The picture here is somewhat mixed. The likelihood of higher corporate taxes is now lower, which would be a positive for the sector, but the odds of new, more stringent regulatory initiatives may act as a drag.
A number of characteristics define a successful infrastructure portfolio. Firstly, considering the long-term nature of both infrastructure assets and pension fund objectives, an open-ended investment vehicle is key. Managers can target low volatility and steady returns more effectively and act swiftly when opportunities are identified, making truly active portfolio management possible. For the underlying investor, a dynamic, flexible structure should allow investments to outperform liabilities whilst keeping up with a constantly changing environment.
Secondly, investors must be able to build a portfolio of infrastructure assets that can withstand a variety of influences, such as economic cycle volatility and/or disruptions. By using dynamic portfolio construction techniques, managers can deliver robust diversification that will withstand varying macroeconomic conditions. Within this structure they can also exercise a variety of operational levers to enhance value and improve yield.

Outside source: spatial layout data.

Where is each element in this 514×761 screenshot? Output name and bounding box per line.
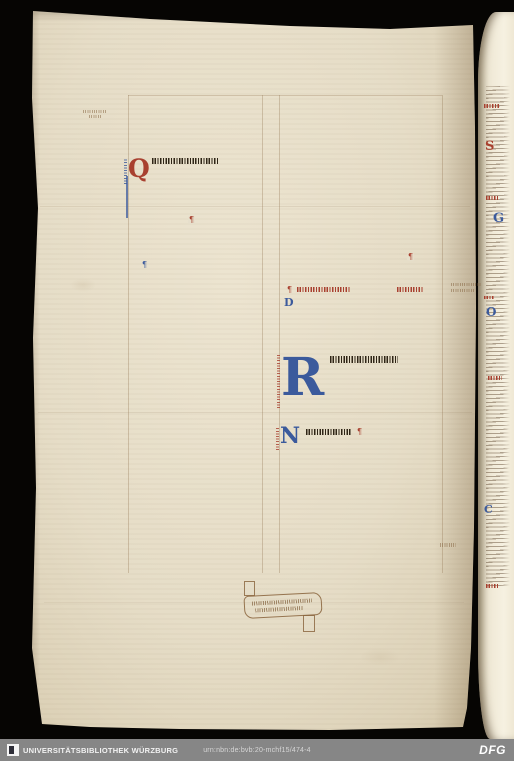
text-line	[283, 280, 438, 284]
text-line	[327, 364, 482, 368]
decorated-initial-r: R	[281, 352, 324, 404]
ruling-line	[442, 95, 443, 573]
text-line	[133, 361, 258, 365]
text-line	[153, 170, 278, 174]
text-line	[133, 319, 258, 323]
text-line	[283, 499, 438, 503]
dfg-logo: DFG	[479, 743, 506, 757]
text-line	[133, 502, 258, 506]
text-line	[283, 221, 438, 225]
paragraph-mark: ¶	[407, 253, 414, 261]
text-line	[283, 532, 438, 536]
text-line	[133, 128, 258, 132]
digitized-manuscript-photo: UNIVERSITÄTSBIBLIOTHEK WÜRZBURG urn:nbn:…	[0, 0, 514, 761]
rubric-text	[484, 104, 499, 108]
text-line	[133, 153, 258, 157]
text-line	[133, 203, 258, 207]
text-line	[283, 516, 438, 520]
text-line	[283, 162, 438, 166]
text-line	[283, 128, 438, 132]
text-line	[133, 195, 258, 199]
text-line	[133, 336, 258, 340]
text-line	[283, 137, 438, 141]
text-line	[363, 431, 514, 435]
penwork-flourish	[276, 427, 279, 450]
marginal-gloss	[451, 289, 474, 292]
text-line	[283, 120, 438, 124]
catchword-text	[252, 598, 312, 605]
text-line	[133, 444, 258, 448]
text-line	[133, 311, 258, 315]
text-line	[327, 389, 482, 393]
text-line	[283, 465, 438, 469]
text-line	[133, 353, 258, 357]
text-line	[283, 196, 438, 200]
text-line	[283, 111, 438, 115]
text-line	[283, 482, 438, 486]
text-line	[283, 524, 438, 528]
scroll-tab	[303, 615, 315, 632]
text-line	[133, 527, 258, 531]
text-line	[283, 263, 438, 267]
text-line	[283, 212, 438, 216]
text-line	[133, 511, 258, 515]
text-line	[307, 440, 462, 444]
text-line	[133, 278, 258, 282]
text-column-left	[133, 103, 258, 567]
paragraph-mark: ¶	[142, 261, 147, 269]
text-line	[133, 328, 258, 332]
text-line	[133, 477, 258, 481]
text-line	[283, 448, 438, 452]
small-initial-c: C	[484, 504, 493, 515]
ruling-line	[128, 95, 442, 96]
ruling-line	[279, 95, 280, 573]
library-name: UNIVERSITÄTSBIBLIOTHEK WÜRZBURG	[23, 746, 178, 755]
text-line	[133, 286, 258, 290]
text-line	[327, 381, 482, 385]
text-line	[133, 494, 258, 498]
penwork-flourish	[277, 354, 280, 408]
text-line	[133, 253, 258, 257]
text-line	[283, 238, 438, 242]
text-line	[327, 372, 482, 376]
decorated-initial-n: N	[280, 425, 300, 447]
text-line	[297, 305, 452, 309]
marginal-gloss	[89, 115, 102, 118]
heading-text	[306, 429, 352, 435]
parchment-stain	[70, 278, 96, 292]
text-line	[283, 179, 438, 183]
text-line	[401, 356, 514, 360]
marginal-gloss	[83, 110, 107, 113]
text-line	[133, 136, 258, 140]
text-line	[133, 452, 258, 456]
rubric-text	[488, 376, 502, 380]
text-line	[283, 297, 438, 301]
text-line	[133, 261, 258, 265]
paragraph-mark: ¶	[357, 428, 362, 436]
heading-text	[330, 356, 398, 363]
text-line	[283, 558, 438, 562]
text-line	[283, 415, 438, 419]
text-line	[133, 427, 258, 431]
small-initial-o: O	[486, 306, 496, 318]
urn-text: urn:nbn:de:bvb:20-mchf15/474-4	[203, 747, 311, 754]
text-line	[133, 303, 258, 307]
text-line	[133, 461, 258, 465]
text-column-right	[283, 103, 438, 572]
text-line	[283, 473, 438, 477]
gutter-shadow	[434, 8, 476, 732]
text-line	[283, 246, 438, 250]
footer-bar: UNIVERSITÄTSBIBLIOTHEK WÜRZBURG urn:nbn:…	[0, 739, 514, 761]
text-line	[133, 411, 258, 415]
text-line	[283, 187, 438, 191]
text-line	[133, 403, 258, 407]
text-line	[133, 519, 258, 523]
page-edge-shadow	[30, 8, 40, 732]
text-line	[133, 186, 258, 190]
text-line	[133, 236, 258, 240]
text-line	[133, 486, 258, 490]
text-line	[283, 154, 438, 158]
text-line	[133, 145, 258, 149]
heading-text	[152, 158, 218, 164]
text-line	[133, 419, 258, 423]
text-line	[283, 255, 438, 259]
text-line	[283, 229, 438, 233]
text-line	[283, 507, 438, 511]
library-logo-icon	[7, 744, 19, 756]
text-line	[133, 436, 258, 440]
ruling-line	[262, 95, 263, 573]
paragraph-mark: ¶	[188, 216, 195, 224]
rubric-text	[486, 584, 498, 588]
text-line	[283, 103, 438, 107]
text-line	[133, 244, 258, 248]
rubric-text	[484, 296, 494, 299]
marginal-gloss	[451, 283, 481, 286]
text-line	[133, 378, 258, 382]
decorated-initial-q: Q	[128, 156, 150, 181]
rubric-text	[397, 287, 424, 292]
text-line	[133, 103, 258, 107]
text-line	[283, 339, 438, 343]
text-line	[133, 294, 258, 298]
text-line	[133, 120, 258, 124]
text-line	[283, 170, 438, 174]
text-line	[133, 469, 258, 473]
text-line	[133, 219, 258, 223]
text-line	[327, 398, 482, 402]
text-line	[133, 369, 258, 373]
text-line	[133, 211, 258, 215]
catchword-scroll	[243, 592, 322, 619]
text-line	[283, 204, 438, 208]
parchment-stain	[360, 648, 400, 666]
rubric-text	[486, 196, 498, 200]
text-line	[153, 178, 278, 182]
text-line	[133, 344, 258, 348]
text-line	[133, 394, 258, 398]
text-line	[133, 111, 258, 115]
text-line	[133, 544, 258, 548]
text-line	[283, 330, 438, 334]
marginal-gloss	[440, 543, 456, 547]
catchword-text	[255, 606, 303, 613]
text-line	[283, 549, 438, 553]
flourish-tail	[126, 176, 128, 218]
paragraph-mark: ¶	[287, 286, 292, 294]
text-line	[133, 536, 258, 540]
text-line	[283, 457, 438, 461]
text-line	[283, 271, 438, 275]
text-line	[283, 314, 438, 318]
small-initial-d: D	[284, 297, 294, 308]
small-initial-s: S	[485, 140, 494, 153]
text-line	[133, 269, 258, 273]
text-line	[133, 228, 258, 232]
text-line	[283, 490, 438, 494]
small-initial-g: G	[493, 212, 504, 225]
text-line	[283, 322, 438, 326]
page-top-shadow	[30, 8, 476, 22]
rubric-text	[297, 287, 351, 292]
text-line	[133, 386, 258, 390]
text-line	[133, 552, 258, 556]
text-line	[283, 145, 438, 149]
scroll-tab	[244, 581, 255, 596]
text-line	[283, 541, 438, 545]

Sustainability must also be part of any successful investment approach. In infrastructure, sustainability and attractive long-term returns go hand in hand, therefore incorporating environmental, social and governance criteria into investment analysis and decision making is essential. It specifically addresses the significant regulatory and political risks. If a project/asset is ecologically and/or socially sustainable there is less risk of negative intervention by politicians or regulatory bodies in the long term.

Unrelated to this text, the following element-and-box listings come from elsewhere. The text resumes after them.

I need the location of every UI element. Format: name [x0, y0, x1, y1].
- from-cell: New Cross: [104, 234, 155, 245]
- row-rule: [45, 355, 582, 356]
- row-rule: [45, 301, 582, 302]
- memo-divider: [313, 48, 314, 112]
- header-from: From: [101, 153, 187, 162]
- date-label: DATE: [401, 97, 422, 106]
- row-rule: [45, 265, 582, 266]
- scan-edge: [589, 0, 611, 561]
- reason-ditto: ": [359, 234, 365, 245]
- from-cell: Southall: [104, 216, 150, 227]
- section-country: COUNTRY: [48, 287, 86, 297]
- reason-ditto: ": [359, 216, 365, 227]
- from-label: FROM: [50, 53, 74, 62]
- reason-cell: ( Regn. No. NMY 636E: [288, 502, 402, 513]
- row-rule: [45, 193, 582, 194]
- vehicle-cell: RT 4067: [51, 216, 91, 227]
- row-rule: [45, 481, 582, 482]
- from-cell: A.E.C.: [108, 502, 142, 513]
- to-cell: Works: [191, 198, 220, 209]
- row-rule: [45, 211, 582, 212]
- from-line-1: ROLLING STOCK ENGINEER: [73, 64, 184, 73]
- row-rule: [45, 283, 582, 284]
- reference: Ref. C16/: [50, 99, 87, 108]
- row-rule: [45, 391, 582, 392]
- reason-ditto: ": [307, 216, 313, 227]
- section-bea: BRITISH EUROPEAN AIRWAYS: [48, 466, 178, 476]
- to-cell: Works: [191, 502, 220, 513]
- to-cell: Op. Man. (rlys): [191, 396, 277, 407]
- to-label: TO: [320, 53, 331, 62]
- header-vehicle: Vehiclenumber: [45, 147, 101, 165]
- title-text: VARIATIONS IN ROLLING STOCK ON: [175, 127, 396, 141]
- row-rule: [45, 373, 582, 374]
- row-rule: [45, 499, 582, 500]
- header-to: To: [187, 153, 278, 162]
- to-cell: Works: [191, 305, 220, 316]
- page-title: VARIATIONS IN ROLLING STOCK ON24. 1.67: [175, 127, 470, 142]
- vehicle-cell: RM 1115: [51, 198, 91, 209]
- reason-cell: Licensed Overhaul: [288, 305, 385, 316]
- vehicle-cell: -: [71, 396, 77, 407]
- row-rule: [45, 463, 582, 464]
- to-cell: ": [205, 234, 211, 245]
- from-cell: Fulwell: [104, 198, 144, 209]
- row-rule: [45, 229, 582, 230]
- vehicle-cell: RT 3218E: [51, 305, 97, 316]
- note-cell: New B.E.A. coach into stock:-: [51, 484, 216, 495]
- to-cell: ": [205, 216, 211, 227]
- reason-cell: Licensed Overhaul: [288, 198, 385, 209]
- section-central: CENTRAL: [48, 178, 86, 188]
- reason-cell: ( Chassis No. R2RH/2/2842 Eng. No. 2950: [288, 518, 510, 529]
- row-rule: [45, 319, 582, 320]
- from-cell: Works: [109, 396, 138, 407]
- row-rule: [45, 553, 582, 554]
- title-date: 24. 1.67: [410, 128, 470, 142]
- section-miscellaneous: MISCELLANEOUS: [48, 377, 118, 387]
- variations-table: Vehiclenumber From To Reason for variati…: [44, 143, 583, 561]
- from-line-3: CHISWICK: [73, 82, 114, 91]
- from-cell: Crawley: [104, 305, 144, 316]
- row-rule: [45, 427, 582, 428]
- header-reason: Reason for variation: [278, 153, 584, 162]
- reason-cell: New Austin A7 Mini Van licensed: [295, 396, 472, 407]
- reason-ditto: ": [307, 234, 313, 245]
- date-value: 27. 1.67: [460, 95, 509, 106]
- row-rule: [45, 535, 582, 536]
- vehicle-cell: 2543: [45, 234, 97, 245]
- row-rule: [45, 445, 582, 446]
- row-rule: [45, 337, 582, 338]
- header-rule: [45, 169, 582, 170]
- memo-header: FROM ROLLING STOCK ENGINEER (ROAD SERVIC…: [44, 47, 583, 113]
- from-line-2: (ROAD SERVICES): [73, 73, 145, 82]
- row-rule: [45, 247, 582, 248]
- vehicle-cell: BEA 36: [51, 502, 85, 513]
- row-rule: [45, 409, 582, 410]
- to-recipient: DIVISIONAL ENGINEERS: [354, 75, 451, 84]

Finally, fund managers need to understand innovation and have the expertise and capabilities to determine which technologies will turn into trends that dominate asset types. Applying this knowledge to their asset allocation, they can capitalise on the potential positive returns that can be gained from technology disruptors. For example, going back to the shifting trends in the global transportation industry, an open-ended structure and therefore the ability to constantly support assets with investments is crucial to allow the flexibility, dynamism and ongoing investment that is needed to continually capture value over a long-term horizon.